Quand Edouard m’a proposé il y a deux ans de fonder à ses côtés Alternative
Libérale et de prendre en main la communication du parti, il était clair que
nous n’allions pas créer un nouveau parti de droite sur le modèle de Démocratie
Libérale. Au contraire, il s’agissait de tirer les leçons des impasses du passé
et de fonder un mouvement d’un type nouveau, déterminé à transformer l’image
que les Français se font du libéralisme.
J’avais adhéré un an plus tôt à Liberté Chérie, après avoir entendu Sabine
sur une radio refuser le qualificatif de droite, saluer Bernard Kouchner et
revendiquer la présence dans l’association de libéraux de gauche. C’est la
première fois que j’entendais cette expression en France. Ayant un temps pensé
m’engager, sans trop d’illusion, auprès des radicaux de gauche, c’est avec
enthousiasme que je pris ma carte à LC et fit la connaissance de ce couple
incroyable.
Mais cet enthousiasme devait être bientôt mis en difficulté. Ma déception
fut grande devant le poujadisme et le simplisme de nombreux adhérents de
Liberté Chérie, plus soucieux de casser du syndicaliste et de supprimer l’ISF
que de libertés individuelles et de démocratie. Participant à une campagne
téléphonique pour inviter les militants à participer à une manifestation
anticastriste, je compris qu’il ne devait pas y avoir beaucoup de libéraux
authentiques dans les fichiers de l’association, en tout cas fort peu qui se
souciaient de la liberté des cubains. Enfin, la rencontre de plusieurs
militants du FN lors de manifestations de Liberté Chérie vint à bout de ce
qu’il restait de mon enthousiasme initial.
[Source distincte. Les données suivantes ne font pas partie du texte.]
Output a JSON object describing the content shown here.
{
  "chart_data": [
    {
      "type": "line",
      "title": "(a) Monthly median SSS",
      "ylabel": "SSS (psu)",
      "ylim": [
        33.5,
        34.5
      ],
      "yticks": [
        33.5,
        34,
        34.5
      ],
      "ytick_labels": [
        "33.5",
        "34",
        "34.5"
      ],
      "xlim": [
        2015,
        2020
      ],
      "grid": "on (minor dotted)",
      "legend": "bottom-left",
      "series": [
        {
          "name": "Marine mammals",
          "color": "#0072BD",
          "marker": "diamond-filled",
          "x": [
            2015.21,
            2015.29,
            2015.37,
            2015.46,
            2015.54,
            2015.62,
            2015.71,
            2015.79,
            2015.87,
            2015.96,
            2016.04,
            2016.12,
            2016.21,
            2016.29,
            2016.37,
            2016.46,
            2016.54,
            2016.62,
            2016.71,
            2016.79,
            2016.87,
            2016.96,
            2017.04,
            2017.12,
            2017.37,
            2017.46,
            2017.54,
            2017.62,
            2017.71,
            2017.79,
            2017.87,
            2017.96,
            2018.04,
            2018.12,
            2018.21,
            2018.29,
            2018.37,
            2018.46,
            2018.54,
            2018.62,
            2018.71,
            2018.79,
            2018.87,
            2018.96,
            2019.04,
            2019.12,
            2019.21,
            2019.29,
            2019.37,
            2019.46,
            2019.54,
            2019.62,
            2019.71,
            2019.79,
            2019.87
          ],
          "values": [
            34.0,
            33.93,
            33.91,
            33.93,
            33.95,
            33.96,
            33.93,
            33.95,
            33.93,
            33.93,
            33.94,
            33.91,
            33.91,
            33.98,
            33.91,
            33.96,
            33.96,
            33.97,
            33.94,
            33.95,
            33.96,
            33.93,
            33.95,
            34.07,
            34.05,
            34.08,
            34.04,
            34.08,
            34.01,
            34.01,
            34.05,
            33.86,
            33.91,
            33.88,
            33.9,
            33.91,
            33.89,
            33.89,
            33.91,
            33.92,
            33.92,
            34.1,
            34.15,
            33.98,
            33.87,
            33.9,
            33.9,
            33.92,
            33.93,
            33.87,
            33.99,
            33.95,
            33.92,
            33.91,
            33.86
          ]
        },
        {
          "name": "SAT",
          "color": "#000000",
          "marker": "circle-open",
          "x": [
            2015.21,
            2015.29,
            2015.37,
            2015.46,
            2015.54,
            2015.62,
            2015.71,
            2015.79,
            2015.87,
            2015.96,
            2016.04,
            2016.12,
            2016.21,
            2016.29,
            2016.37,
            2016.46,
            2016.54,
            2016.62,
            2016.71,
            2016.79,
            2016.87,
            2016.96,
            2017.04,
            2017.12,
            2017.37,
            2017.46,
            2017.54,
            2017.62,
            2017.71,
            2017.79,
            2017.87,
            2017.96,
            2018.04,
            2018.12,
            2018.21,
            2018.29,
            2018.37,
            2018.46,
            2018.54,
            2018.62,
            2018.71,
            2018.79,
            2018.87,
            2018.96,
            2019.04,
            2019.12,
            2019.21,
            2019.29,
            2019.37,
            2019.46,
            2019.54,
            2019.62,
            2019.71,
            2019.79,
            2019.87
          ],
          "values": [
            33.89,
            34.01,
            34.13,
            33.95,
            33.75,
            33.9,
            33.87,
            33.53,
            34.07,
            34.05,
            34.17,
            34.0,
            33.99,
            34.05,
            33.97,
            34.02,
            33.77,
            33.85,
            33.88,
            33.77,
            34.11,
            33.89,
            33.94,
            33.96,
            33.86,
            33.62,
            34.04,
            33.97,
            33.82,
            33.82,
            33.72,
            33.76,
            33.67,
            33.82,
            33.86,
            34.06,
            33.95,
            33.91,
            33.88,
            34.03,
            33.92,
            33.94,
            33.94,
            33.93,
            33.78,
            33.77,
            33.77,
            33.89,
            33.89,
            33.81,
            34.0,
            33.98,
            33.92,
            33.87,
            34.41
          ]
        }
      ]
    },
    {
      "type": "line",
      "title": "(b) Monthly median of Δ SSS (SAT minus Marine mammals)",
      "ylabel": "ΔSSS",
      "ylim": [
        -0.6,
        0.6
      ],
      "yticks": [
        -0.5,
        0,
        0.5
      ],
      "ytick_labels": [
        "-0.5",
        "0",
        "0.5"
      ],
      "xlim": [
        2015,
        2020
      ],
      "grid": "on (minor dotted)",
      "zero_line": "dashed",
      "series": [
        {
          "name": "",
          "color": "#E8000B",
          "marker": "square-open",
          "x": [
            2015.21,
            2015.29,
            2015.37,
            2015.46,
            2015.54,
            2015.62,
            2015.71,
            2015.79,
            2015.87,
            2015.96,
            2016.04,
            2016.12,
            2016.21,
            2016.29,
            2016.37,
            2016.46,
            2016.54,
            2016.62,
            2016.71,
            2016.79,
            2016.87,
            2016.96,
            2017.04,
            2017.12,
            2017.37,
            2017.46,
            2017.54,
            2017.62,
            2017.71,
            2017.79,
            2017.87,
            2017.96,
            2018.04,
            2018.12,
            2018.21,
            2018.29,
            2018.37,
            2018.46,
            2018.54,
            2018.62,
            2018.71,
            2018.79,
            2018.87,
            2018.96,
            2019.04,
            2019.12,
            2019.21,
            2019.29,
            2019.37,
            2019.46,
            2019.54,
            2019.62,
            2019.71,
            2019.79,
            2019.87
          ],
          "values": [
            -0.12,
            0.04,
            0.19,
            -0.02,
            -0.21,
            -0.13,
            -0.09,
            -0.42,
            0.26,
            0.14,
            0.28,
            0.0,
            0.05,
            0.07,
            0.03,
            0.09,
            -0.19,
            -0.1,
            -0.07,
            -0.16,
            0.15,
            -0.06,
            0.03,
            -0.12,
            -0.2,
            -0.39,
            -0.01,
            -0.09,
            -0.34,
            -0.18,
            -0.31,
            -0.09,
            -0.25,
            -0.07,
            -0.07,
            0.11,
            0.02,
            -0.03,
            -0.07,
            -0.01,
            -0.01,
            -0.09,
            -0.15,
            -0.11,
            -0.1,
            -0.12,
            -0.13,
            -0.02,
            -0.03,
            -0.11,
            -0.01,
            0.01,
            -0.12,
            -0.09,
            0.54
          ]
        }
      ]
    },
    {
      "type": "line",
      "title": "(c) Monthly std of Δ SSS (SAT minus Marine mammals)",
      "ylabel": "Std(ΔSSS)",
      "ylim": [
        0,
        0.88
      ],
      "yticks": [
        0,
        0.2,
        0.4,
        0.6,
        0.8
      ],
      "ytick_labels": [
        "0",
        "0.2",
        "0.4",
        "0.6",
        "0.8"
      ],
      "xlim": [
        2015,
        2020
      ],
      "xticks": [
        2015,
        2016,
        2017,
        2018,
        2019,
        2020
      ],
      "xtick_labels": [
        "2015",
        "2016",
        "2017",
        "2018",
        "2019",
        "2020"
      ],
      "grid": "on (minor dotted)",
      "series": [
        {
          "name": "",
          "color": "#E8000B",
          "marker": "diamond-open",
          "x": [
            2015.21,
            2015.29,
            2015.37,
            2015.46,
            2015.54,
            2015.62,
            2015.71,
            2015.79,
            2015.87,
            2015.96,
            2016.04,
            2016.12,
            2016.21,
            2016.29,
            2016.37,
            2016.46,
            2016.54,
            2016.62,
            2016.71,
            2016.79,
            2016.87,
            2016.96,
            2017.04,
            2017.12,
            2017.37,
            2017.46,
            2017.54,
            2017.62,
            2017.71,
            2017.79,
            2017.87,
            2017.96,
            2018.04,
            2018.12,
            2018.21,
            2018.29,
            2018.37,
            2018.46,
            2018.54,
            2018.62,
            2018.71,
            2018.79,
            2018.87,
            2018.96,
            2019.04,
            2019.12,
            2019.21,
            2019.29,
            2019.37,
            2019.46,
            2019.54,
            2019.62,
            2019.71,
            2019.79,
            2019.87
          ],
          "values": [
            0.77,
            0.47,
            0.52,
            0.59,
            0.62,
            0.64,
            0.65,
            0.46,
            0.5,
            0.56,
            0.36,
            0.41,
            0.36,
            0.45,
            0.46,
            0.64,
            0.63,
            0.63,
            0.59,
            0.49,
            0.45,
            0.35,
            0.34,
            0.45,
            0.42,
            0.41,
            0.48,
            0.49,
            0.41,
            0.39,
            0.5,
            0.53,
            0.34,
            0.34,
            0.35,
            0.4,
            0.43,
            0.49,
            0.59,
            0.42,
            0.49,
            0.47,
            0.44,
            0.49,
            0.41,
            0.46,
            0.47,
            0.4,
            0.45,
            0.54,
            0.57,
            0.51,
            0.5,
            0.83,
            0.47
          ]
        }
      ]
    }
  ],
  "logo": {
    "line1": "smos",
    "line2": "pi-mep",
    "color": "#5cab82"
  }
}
Je n’ai jamais tu mon étonnement et ma réprobation devant ces dérives,
appelant sans relâche à une évolution du positionnement de l’association afin
qu’elle revienne à ses principes fondateurs. C’est sur cette base qu’Edouard me
proposa de participer à l’aventure AL et que je rendis ma carte à LC.
Deux ans de travail et un échec électoral plus tard, la tentation est forte
pour certains de remettre en cause l’approche originale imaginée par les
fondateurs, quitte à jeter le bébé avec l’eau du bain.
Ainsi, nous nous serions trop éloignés de la ligne « historique »
du madelinisme, défendue par les associations libérales « historiques »,
nous aurions déstabilisé notre « électorat naturel » en prenant des
positions radicales sur les libertés individuelles, nous aurions cédé à la
social-démocratie en préférant Bayrou à Sarkozy, ou en ne succombant pas à
l’anti-syndicalisme pavlovien.
Et tout ça, nous l’aurions fait dans l’espoir vain de parler à des électeurs
fantômes, dont il serait acquit qu’ils ne sont pas libéraux, j’ai nommé les
jeunes urbains.
Pourtant, la nouvelle génération des villes, qu’on appelle un peu vite
bobos, est pétrie de valeurs humanistes, d’antiracisme, d’internationalisme,
des lumières démocratiques de 1789 et de l’esprit libertaire hérité de mai 68.
S’ils votent à gauche, c’est par générosité ou au nom de leurs libertés,
certainement pas pour nationaliser les entreprises ou contester le
libre-échange.
Ils savent l’impasse du socialisme, sont nés avec Internet et l’Europe sans
frontières, n’ont jamais été syndiqués et ne connaissent du marxisme que
l’effigie pop du « Che ». Leur boulot, c’est les stages payés au
lance-pierre et un CDI au SMIC pour meilleur horizon. Ils ne misent pas un
kopek sur leurs chances de toucher une retraite, sont lassés des contrôles
d’identité à répétition et réfléchissent à s’exiler à Londres, Prague ou
Barcelone, quelque part où « ça bouge ».